International Association for Cryptologic Research

International Association
for Cryptologic Research

IACR News item: 21 December 2023

Ruize Wang, Kalle Ngo, Joel Gärtner, Elena Dubrova
ePrint Report ePrint Report
We present a side-channel attack on CRYSTALS-Dilithium, a post-quantum secure digital signature scheme, with two variants of post-processing. The side-channel attack exploits information leakage in the secret key unpacking procedure of the signing algorithm to recover the coefficients of the polynomials in the secret key vectors ${\bf s}_1$ and ${\bf s}_2$ by profiled deep learning-assisted power analysis.

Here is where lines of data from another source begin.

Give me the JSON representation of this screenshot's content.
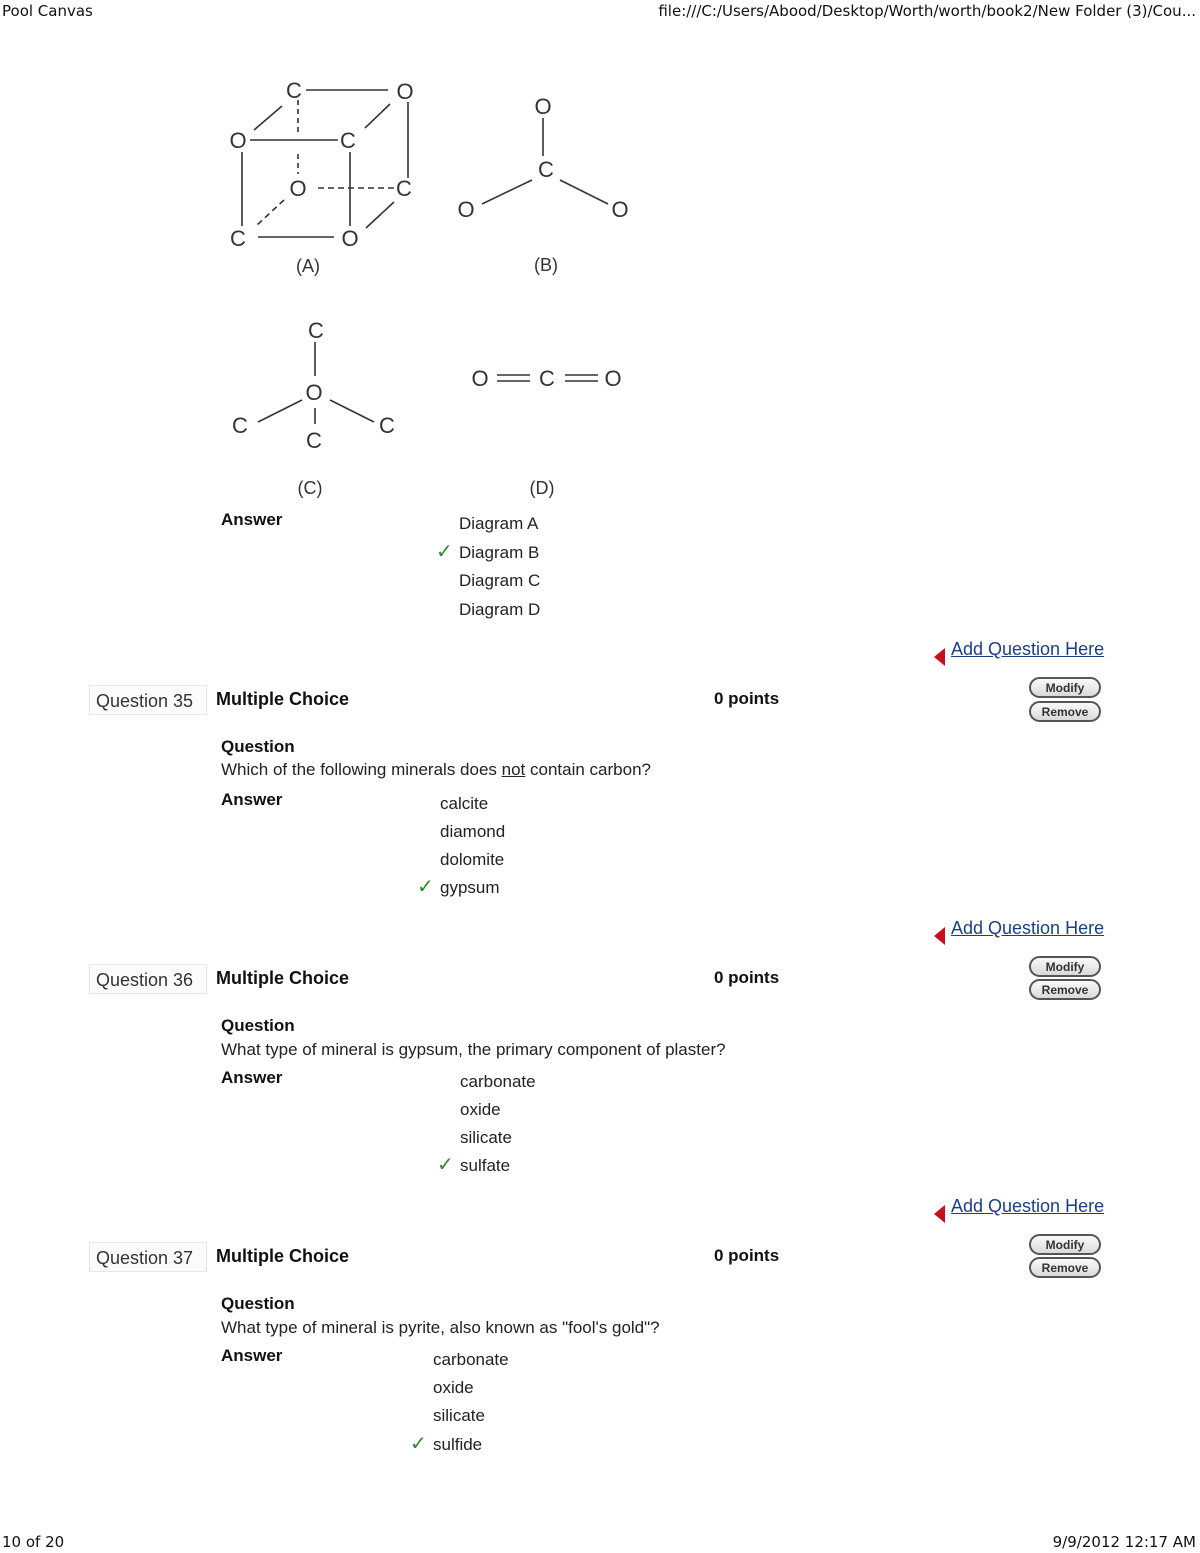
{
  "print_header": {
    "title": "Pool Canvas",
    "url": "file:///C:/Users/Abood/Desktop/Worth/worth/book2/New Folder (3)/Cou..."
  },
  "print_footer": {
    "page": "10 of 20",
    "datetime": "9/9/2012 12:17 AM"
  },
  "diagrams": {
    "A": {
      "caption": "(A)",
      "atoms": [
        "C",
        "O",
        "O",
        "C",
        "O",
        "C",
        "C",
        "O"
      ]
    },
    "B": {
      "caption": "(B)",
      "atoms": [
        "O",
        "C",
        "O",
        "O"
      ]
    },
    "C": {
      "caption": "(C)",
      "atoms": [
        "C",
        "O",
        "C",
        "C",
        "C"
      ]
    },
    "D": {
      "caption": "(D)",
      "atoms": [
        "O",
        "C",
        "O"
      ]
    }
  },
  "q34": {
    "answer_label": "Answer",
    "choices": [
      "Diagram A",
      "Diagram B",
      "Diagram C",
      "Diagram D"
    ],
    "correct_index": 1
  },
  "labels": {
    "add_question": "Add Question Here",
    "modify": "Modify",
    "remove": "Remove",
    "question": "Question",
    "answer": "Answer",
    "check": "✓"
  },
  "questions": [
    {
      "number": "Question 35",
      "type": "Multiple Choice",
      "points": "0 points",
      "text_before": "Which of the following minerals does ",
      "text_underlined": "not",
      "text_after": " contain carbon?",
      "choices": [
        "calcite",
        "diamond",
        "dolomite",
        "gypsum"
      ],
      "correct_index": 3
    },
    {
      "number": "Question 36",
      "type": "Multiple Choice",
      "points": "0 points",
      "text_before": "What type of mineral is gypsum, the primary component of plaster?",
      "text_underlined": "",
      "text_after": "",
      "choices": [
        "carbonate",
        "oxide",
        "silicate",
        "sulfate"
      ],
      "correct_index": 3
    },
    {
      "number": "Question 37",
      "type": "Multiple Choice",
      "points": "0 points",
      "text_before": "What type of mineral is pyrite, also known as \"fool's gold\"?",
      "text_underlined": "",
      "text_after": "",
      "choices": [
        "carbonate",
        "oxide",
        "silicate",
        "sulfide"
      ],
      "correct_index": 3
    }
  ]
}
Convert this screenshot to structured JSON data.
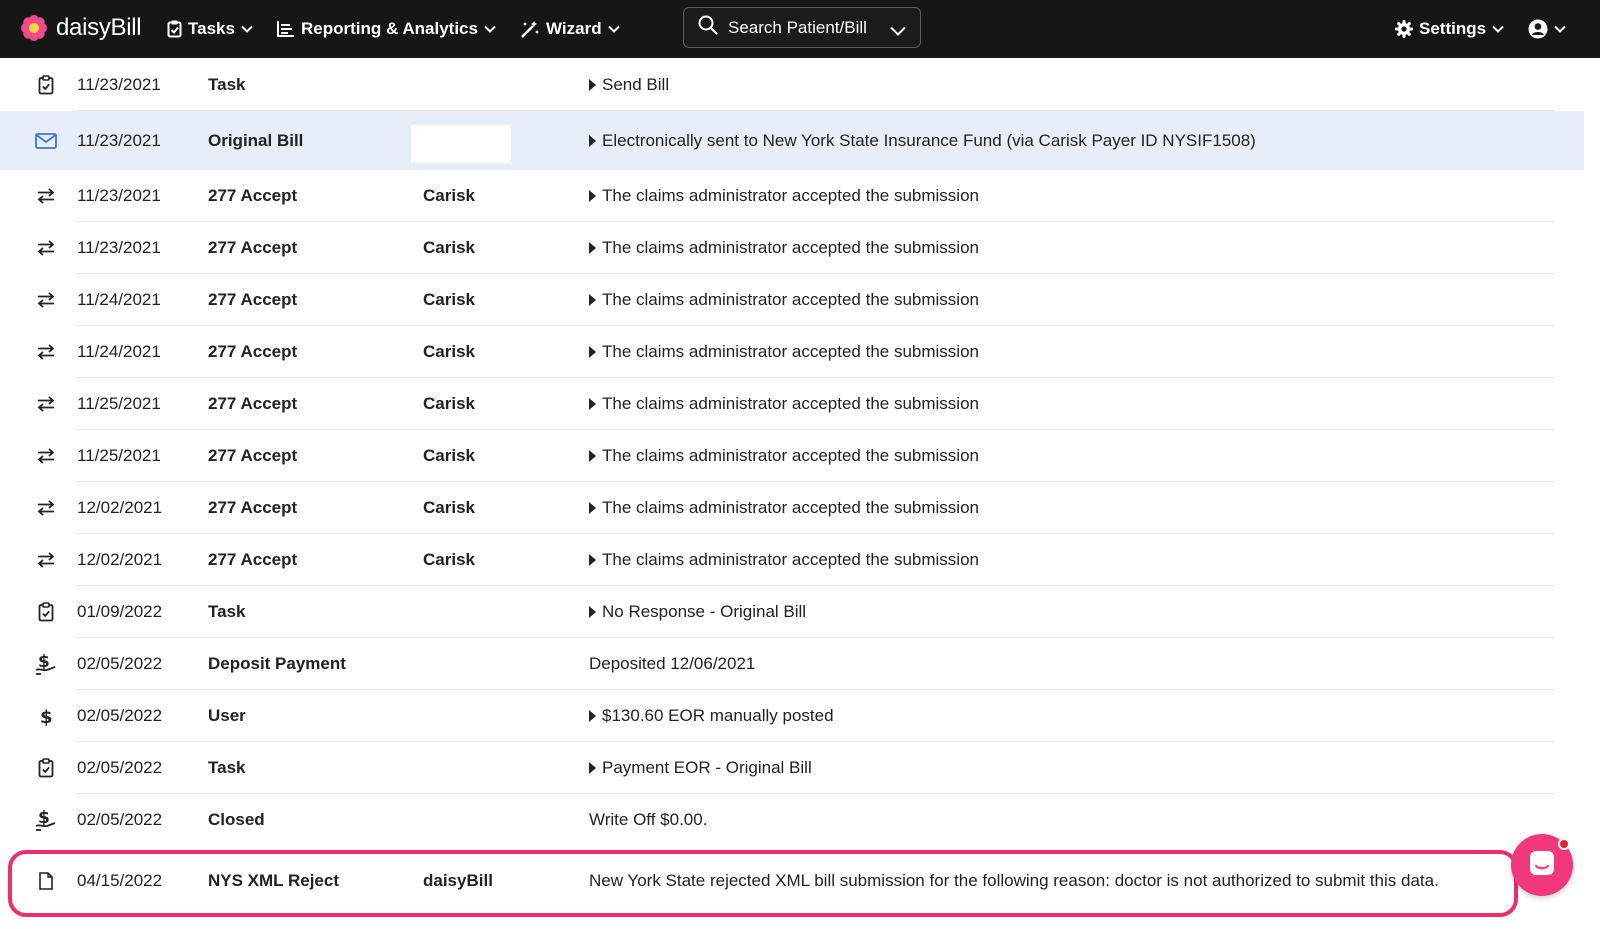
{
  "nav": {
    "brand": "daisyBill",
    "tasks": "Tasks",
    "reporting": "Reporting & Analytics",
    "wizard": "Wizard",
    "search_label": "Search Patient/Bill",
    "settings": "Settings"
  },
  "colors": {
    "topbar": "#161616",
    "highlight_row": "#e8eef9",
    "reject_outline": "#ee2e6b",
    "chat_button": "#f0397c",
    "mail_icon": "#3b78d6"
  },
  "rows": [
    {
      "icon": "clipboard-icon",
      "date": "11/23/2021",
      "type": "Task",
      "source": "",
      "caret": true,
      "description": "Send Bill"
    },
    {
      "icon": "mail-icon",
      "date": "11/23/2021",
      "type": "Original Bill",
      "source": "",
      "caret": true,
      "description": "Electronically sent to New York State Insurance Fund (via Carisk Payer ID NYSIF1508)"
    },
    {
      "icon": "exchange-icon",
      "date": "11/23/2021",
      "type": "277 Accept",
      "source": "Carisk",
      "caret": true,
      "description": "The claims administrator accepted the submission"
    },
    {
      "icon": "exchange-icon",
      "date": "11/23/2021",
      "type": "277 Accept",
      "source": "Carisk",
      "caret": true,
      "description": "The claims administrator accepted the submission"
    },
    {
      "icon": "exchange-icon",
      "date": "11/24/2021",
      "type": "277 Accept",
      "source": "Carisk",
      "caret": true,
      "description": "The claims administrator accepted the submission"
    },
    {
      "icon": "exchange-icon",
      "date": "11/24/2021",
      "type": "277 Accept",
      "source": "Carisk",
      "caret": true,
      "description": "The claims administrator accepted the submission"
    },
    {
      "icon": "exchange-icon",
      "date": "11/25/2021",
      "type": "277 Accept",
      "source": "Carisk",
      "caret": true,
      "description": "The claims administrator accepted the submission"
    },
    {
      "icon": "exchange-icon",
      "date": "11/25/2021",
      "type": "277 Accept",
      "source": "Carisk",
      "caret": true,
      "description": "The claims administrator accepted the submission"
    },
    {
      "icon": "exchange-icon",
      "date": "12/02/2021",
      "type": "277 Accept",
      "source": "Carisk",
      "caret": true,
      "description": "The claims administrator accepted the submission"
    },
    {
      "icon": "exchange-icon",
      "date": "12/02/2021",
      "type": "277 Accept",
      "source": "Carisk",
      "caret": true,
      "description": "The claims administrator accepted the submission"
    },
    {
      "icon": "clipboard-icon",
      "date": "01/09/2022",
      "type": "Task",
      "source": "",
      "caret": true,
      "description": "No Response - Original Bill"
    },
    {
      "icon": "hand-dollar-icon",
      "date": "02/05/2022",
      "type": "Deposit Payment",
      "source": "",
      "caret": false,
      "description": "Deposited 12/06/2021"
    },
    {
      "icon": "dollar-icon",
      "date": "02/05/2022",
      "type": "User",
      "source": "",
      "caret": true,
      "description": "$130.60 EOR manually posted"
    },
    {
      "icon": "clipboard-icon",
      "date": "02/05/2022",
      "type": "Task",
      "source": "",
      "caret": true,
      "description": "Payment EOR - Original Bill"
    },
    {
      "icon": "hand-dollar-icon",
      "date": "02/05/2022",
      "type": "Closed",
      "source": "",
      "caret": false,
      "description": "Write Off $0.00."
    },
    {
      "icon": "file-icon",
      "date": "04/15/2022",
      "type": "NYS XML Reject",
      "source": "daisyBill",
      "caret": false,
      "description": "New York State rejected XML bill submission for the following reason: doctor is not authorized to submit this data."
    }
  ]
}
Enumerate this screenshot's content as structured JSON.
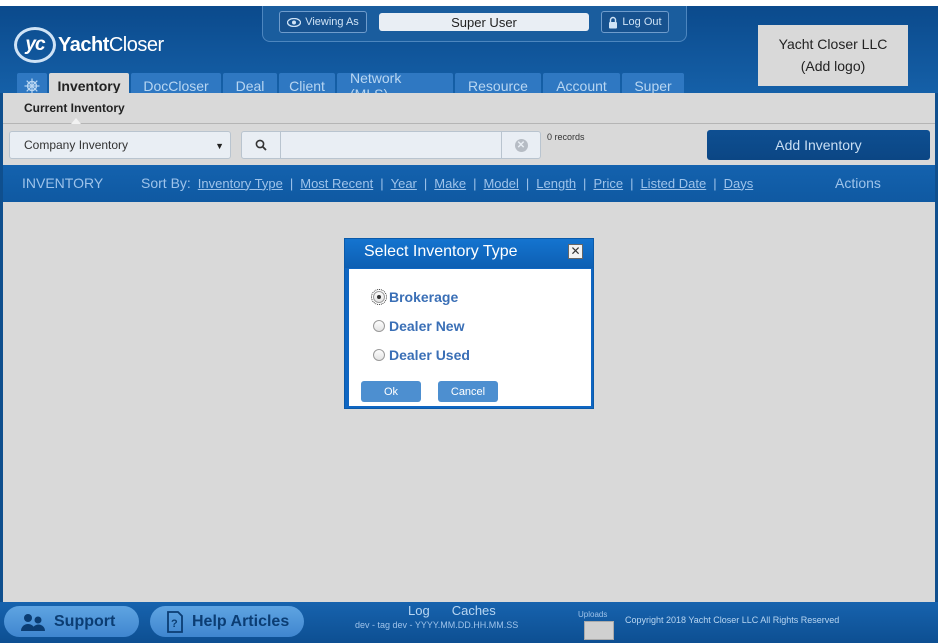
{
  "header": {
    "logo_text_bold": "Yacht",
    "logo_text_light": "Closer",
    "logo_mark": "yc",
    "viewing_as_label": "Viewing As",
    "current_user": "Super User",
    "logout_label": "Log Out",
    "company_name": "Yacht Closer LLC",
    "company_logo_placeholder": "(Add logo)"
  },
  "tabs": [
    {
      "label": "Inventory",
      "active": true
    },
    {
      "label": "DocCloser"
    },
    {
      "label": "Deal"
    },
    {
      "label": "Client"
    },
    {
      "label": "Network (MLS)"
    },
    {
      "label": "Resource"
    },
    {
      "label": "Account"
    },
    {
      "label": "Super"
    }
  ],
  "subtab": "Current Inventory",
  "toolbar": {
    "inventory_select": "Company Inventory",
    "search_placeholder": "",
    "records": "0 records",
    "add_button": "Add Inventory"
  },
  "sortbar": {
    "title": "INVENTORY",
    "sort_label": "Sort By:",
    "sort_options": [
      "Inventory Type",
      "Most Recent",
      "Year",
      "Make",
      "Model",
      "Length",
      "Price",
      "Listed Date",
      "Days"
    ],
    "actions": "Actions"
  },
  "modal": {
    "title": "Select Inventory Type",
    "options": [
      {
        "label": "Brokerage",
        "checked": true
      },
      {
        "label": "Dealer New",
        "checked": false
      },
      {
        "label": "Dealer Used",
        "checked": false
      }
    ],
    "ok_label": "Ok",
    "cancel_label": "Cancel"
  },
  "footer": {
    "support_label": "Support",
    "help_label": "Help Articles",
    "log_link": "Log",
    "caches_link": "Caches",
    "version": "dev - tag dev - YYYY.MM.DD.HH.MM.SS",
    "uploads_label": "Uploads",
    "copyright": "Copyright 2018 Yacht Closer LLC All Rights Reserved"
  },
  "colors": {
    "brand_blue": "#0b4a8c",
    "tab_blue": "#2f78c2",
    "modal_blue": "#0f66c2",
    "link_blue": "#3a6fb6",
    "background_gray": "#d9d9d9"
  }
}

In the first variant, one half of the coefficients of ${\bf s}_1$ and ${\bf s}_2$ is recovered by power analysis and the rest is derived by solving a system of linear equations based on ${\bf t} = {\bf A}{\bf s}_1 + {\bf s}_2$, where ${\bf A}$ and ${\bf t}$ are parts of the public key. This case assumes knowledge of the least significant bits of the vector ${\bf t}$, ${\bf t}_0$. The second variant waives this requirement. However, to succeed, it needs a larger portion of ${\bf s}_1$ to be recovered by power analysis. The remainder of ${\bf s}_1$ is obtained by lattice reduction. Once the full ${\bf s}_1$ is recovered, all the other information necessary for generating valid signatures can be trivially derived from the public key. We evaluate both variants on an ARM Cortex-M4 implementation of Dilithium-2. The profiling stage (trace capture and neural network training) takes less than 10 hours. In the attack assuming that ${\bf t}_0$ is known, the probability of successfully recovering the full vector ${\bf s}_1$ from a single trace captured from a different from profiling device is non-negligible (9%). The success rate approaches 100% if multiple traces are available for the attack. Our results demonstrate the necessity of protecting the secret key of CRYSTALS-Dilithium from single-trace attacks and call for a reassessment of the role of compression of the public key vector ${\bf t}$ in the security of CRYSTALS-Dilithium implementations.